RÉPUBLIQUE FRANÇAISE
AU NOM DU PEUPLE FRANÇAIS
COUR D'APPEL DE PARIS
Pôle 6 - Chambre 11
ARRÊT DU 14 Octobre 2010
(n° 4 , pages)
Numéro d'inscription au répertoire général : S 09/00638 IB
Décision déférée à la Cour : jugement rendu le 13 Octobre 2008 par le conseil de prud'hommes de Paris - section encadrement - RG n° 08/02939
APPELANTE
UNEDIC - AGS CGEA IDF OUEST
[Adresse 1]
[Localité 7]
représenté par Me Hélène NEGRO-DUVAL, avocat au barreau de PARIS, toque : R.297 substitué par Me Maryse CAUSSIN ZANTE, avocat au barreau de PARIS, toque : R297
INTIMÉES
Me [S] [T] [E] - Mandataire liquidateur de SOCIETE INTERCBAT
[Adresse 3]
[Localité 5]
représenté par Me Safia BAZI, avocat au barreau de PARIS, toque : E 287 substitué par Me Françoise LEMIRE, avocat au barreau de PARIS, toque : E0217
Madame [J] [G]
[Adresse 2]
[Localité 6]
représentée par Me Isabelle NARBONI, avocat au barreau de CRETEIL, toque : PC339
COMPOSITION DE LA COUR :
En application des dispositions de l'article 945-1 du code de procédure civile, l'affaire a été débattue le 03 Septembre 2010, en audience publique, les parties représentées ne s'y étant pas opposées, devant Madame Isabelle BROGLY, conseiller, chargé d'instruire l'affaire.
Ce magistrat a rendu compte des plaidoiries dans le délibéré de la Cour, composée de :
Monsieur Jean-Michel DEPOMMIER, président
Madame Evelyne GIL, conseiller
Madame Isabelle BROGLY, conseiller
Greffier : Mme Francine ROBIN, lors des débats
ARRÊT :
- CONTRADICTOIRE
- prononcé publiquement par mise à disposition de l'arrêt au greffe de la Cour, les parties en ayant été préalablement avisées dans les conditions prévues au deuxième alinéa de l'article 450 du code de procédure civile.
- signé par Monsieur Jean-Michel DEPOMMIER, président et par Séverine GUICHERD, greffier à laquelle la minute de la décision a été remise par le magistrat signataire.
Vu l'appel régulièrement interjeté par l'UNEDIC-AGS CGEA IDF OUEST à l'encontre du jugement prononcé le 13 octobre 2008 par le Conseil de Prud'hommes de PARIS, section Encadrement, statuant en formation de jugement sur le litige opposant Madame [J] [G] à la SARL INTECBAT représentée par la SELAFA MJA, ès qualités de Mandataire Liquidateur.

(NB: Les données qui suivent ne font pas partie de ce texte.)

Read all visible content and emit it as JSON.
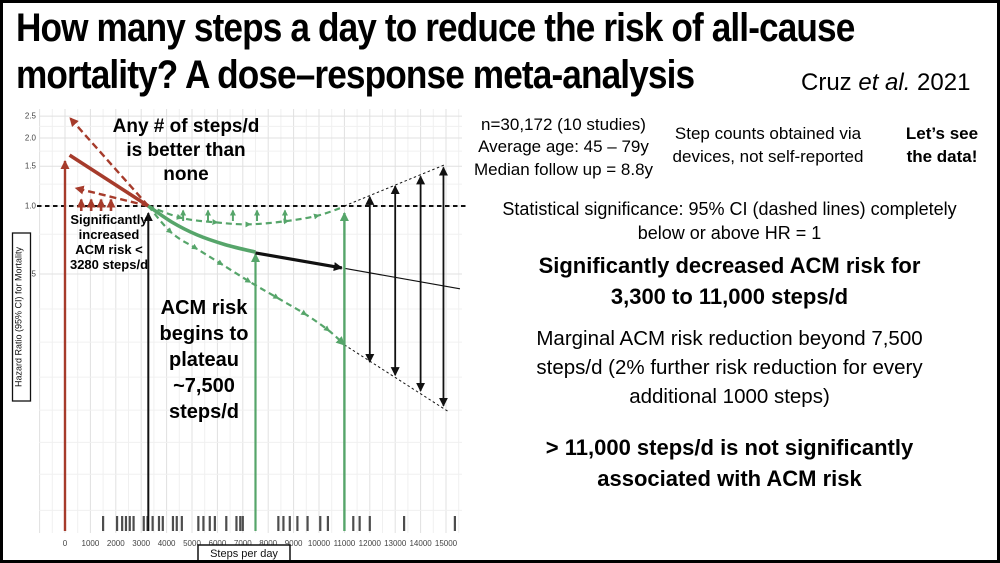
{
  "slide": {
    "title_line1": "How many steps a day to reduce the risk of all-cause",
    "title_line2": "mortality? A dose–response meta-analysis",
    "attribution_pre": "Cruz ",
    "attribution_italic": "et al.",
    "attribution_post": " 2021"
  },
  "study_info": {
    "sample": "n=30,172 (10 studies)",
    "age": "Average age: 45 – 79y",
    "followup": "Median follow up = 8.8y"
  },
  "device_note": "Step counts obtained via\ndevices, not self-reported",
  "lets_see": "Let’s see\nthe data!",
  "significance_note": "Statistical significance: 95% CI (dashed lines) completely\nbelow or above HR = 1",
  "findings": {
    "decreased": "Significantly decreased ACM risk for\n3,300 to 11,000 steps/d",
    "marginal": "Marginal ACM risk reduction beyond 7,500\nsteps/d (2% further risk reduction for every\nadditional 1000 steps)",
    "nonsignificant": "> 11,000 steps/d is not significantly\nassociated with ACM risk"
  },
  "chart_data": {
    "type": "line",
    "title": "",
    "xlabel": "Steps per day",
    "ylabel": "Hazard Ratio (95% CI) for Mortality",
    "x_ticks": [
      0,
      1000,
      2000,
      3000,
      4000,
      5000,
      6000,
      7000,
      8000,
      9000,
      10000,
      11000,
      12000,
      13000,
      14000,
      15000
    ],
    "y_ticks": [
      2.5,
      2.0,
      1.5,
      1.0,
      0.5
    ],
    "y_scale": "log",
    "x_range_steps": [
      -1000,
      15600
    ],
    "reference_hr": 1.0,
    "legend": "none",
    "grid": "on",
    "thresholds_steps": {
      "zero": 0,
      "sig_increase_below": 3280,
      "plateau": 7500,
      "nonsig_above": 11000
    },
    "series": {
      "zero_steps": {
        "point": 1.68,
        "ci_upper": 2.45,
        "ci_lower": 1.2
      },
      "point_curve": [
        [
          3280,
          1.0
        ],
        [
          4200,
          0.85
        ],
        [
          5200,
          0.745
        ],
        [
          6300,
          0.675
        ],
        [
          7500,
          0.625
        ]
      ],
      "marginal_arrow": [
        [
          7500,
          0.62
        ],
        [
          10900,
          0.532
        ]
      ],
      "post_point_line": [
        [
          11000,
          0.53
        ],
        [
          15550,
          0.43
        ]
      ],
      "ci_upper_curve": [
        [
          3280,
          1.0
        ],
        [
          4600,
          0.885
        ],
        [
          6000,
          0.845
        ],
        [
          7300,
          0.83
        ],
        [
          8800,
          0.86
        ],
        [
          10000,
          0.91
        ],
        [
          10900,
          0.985
        ]
      ],
      "ci_lower_curve": [
        [
          3280,
          1.0
        ],
        [
          4200,
          0.76
        ],
        [
          5200,
          0.645
        ],
        [
          6200,
          0.55
        ],
        [
          7300,
          0.46
        ],
        [
          8400,
          0.39
        ],
        [
          9500,
          0.33
        ],
        [
          10400,
          0.28
        ],
        [
          11000,
          0.243
        ]
      ],
      "post_ci_upper": [
        [
          11000,
          1.0
        ],
        [
          15000,
          1.53
        ]
      ],
      "post_ci_lower": [
        [
          11000,
          0.243
        ],
        [
          15100,
          0.123
        ]
      ],
      "ci_whiskers": [
        [
          12000,
          1.12,
          0.2
        ],
        [
          13000,
          1.25,
          0.175
        ],
        [
          14000,
          1.38,
          0.149
        ],
        [
          14900,
          1.51,
          0.128
        ]
      ]
    },
    "small_arrows": {
      "red_steps": [
        640,
        1030,
        1420,
        1810
      ],
      "green_steps": [
        4650,
        5630,
        6610,
        7560,
        8660
      ]
    },
    "rug_steps": [
      1500,
      2050,
      2250,
      2400,
      2550,
      2700,
      3100,
      3250,
      3450,
      3700,
      3850,
      4250,
      4400,
      4600,
      5250,
      5450,
      5700,
      5900,
      6350,
      6750,
      6900,
      7000,
      8400,
      8600,
      8850,
      9150,
      9550,
      10050,
      10350,
      11350,
      11600,
      12000,
      13350,
      15350
    ],
    "y_gridlines": [
      2.5,
      2.25,
      2.0,
      1.75,
      1.5,
      1.25,
      1.0,
      0.75,
      0.5,
      0.35,
      0.25,
      0.175,
      0.125,
      0.09,
      0.065,
      0.045
    ],
    "colors": {
      "risk_increase": "#a63b2b",
      "risk_decrease": "#56a56a",
      "reference": "#111111",
      "grid_major": "#e0e0e0",
      "grid_minor": "#f0f0f0",
      "rug": "#4d4d4d"
    },
    "annotations": {
      "better_than_none": "Any # of steps/d\nis better than\nnone",
      "sig_increase": "Significantly\nincreased\nACM risk <\n3280 steps/d",
      "plateau": "ACM risk\nbegins to\nplateau\n~7,500\nsteps/d"
    }
  }
}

Vu le jugement déféré aux termes duquel le Conseil de Prud'hommes :
- a fixé la créance de Madame [J] [G] au passif de la SARL INTECBAT, représentée par la SELAFA MJA ès qualités de Mandataire Liquidateur, en présence de l'UNEDIC-AGS CGEA IDF OUEST aux sommes suivantes :
* 21 616,20 € à titre de salaires en deniers ou quittances.
* 2 161,00 € au titre des congés payés y afférents.
* 17 370,90 € titre d'indemnité de préavis.
* 1 737,09 € au titre des congés payés y afférents.
* 27 254,19 € à titre d'indemnité de licenciement.
- a ordonné la remise des documents sociaux conformes.
- a débouté Madame [J] [G] du surplus de ses demandes.
- a déclaré les créances opposables à l'UNEDIC-AGS CGEA IDF OUEST dans les limites des articles L 143-11-1 et suivants du Code du Travail (article L 1253-6 et suivants du Code du Travail), et dans celles de sa garantie.
- a dit que les dépens seront inscrits au titre des créances privilégiées conformément à l'article L 621 -31-II-2°du Code de Commerce.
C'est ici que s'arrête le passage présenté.